LETTER from SCOTT DUNCAN
To the Editor:
So the fracking industry comes into town and uses a lot of clean water that then becomes unusable, tears up and down the roads with trucks, and drills for the gas. Then pipes it out of the county and sells it to? … and this will benefit the poor people, how?
Poor people don’t always own the land. Mike Zagata’s description of fracking left out a number of critical elements. One of which is the use of water.
Living around here it may be hard to believe that water is a finite element. It is more precious than gold. It is past time to start finding solutions to using less water and using it more intelligently.

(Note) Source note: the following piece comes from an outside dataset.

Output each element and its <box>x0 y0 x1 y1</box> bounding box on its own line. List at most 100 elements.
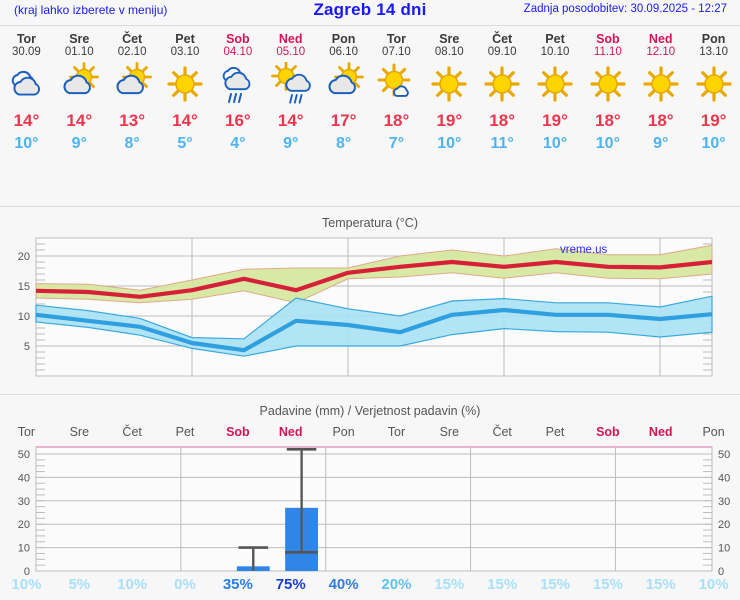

That is another problem with fracking. It is not just the process, it’s the mindset. Take, take, take. If we do not start thinking in terms of the cycles of nature and remain focused on the illusion that we can just keep taking from nature to transform elements into our own fantasies and uses, we are going to end up starving on a dry wasteland.
At the beginning of industrialization, industrialists’ goals were to drive people out of the rural areas, away from farming into cities, in order to have workers for their factories. Then the corporations pushed for big farms in order to create monopolies so they could increase profits.
They totally ignored the cycles of nature. This took away the sense of independence and self-sufficiency from many people. The variety of foods that we used to consume was greatly reduced. This is part of the cause of our problems with poverty and poor foods that are lacking the nutritional elements and varieties of foods that keep us healthy and intelligent.
It is an outdated concept that businesses and corporations are our salvation. That is not to say that some of it is not good. But we need to find a better balance between industrialization and the agrarian life style.
Instead of thinking about more money to solve problems, think about what is essential in sustaining life and build on that. More money is not an answer. Creativity and ingenuity are needed.
We have some incredible resources in this area; if we learn to preserve them and enrich them, we will do away with poverty. If we look around here for solutions and not out there, we will have a better long-term gain.
The earth is a living organism that can supply humanity forever, but if we keep ignoring the rules of nature, we will be destroyed along with all the other species we have already destroyed.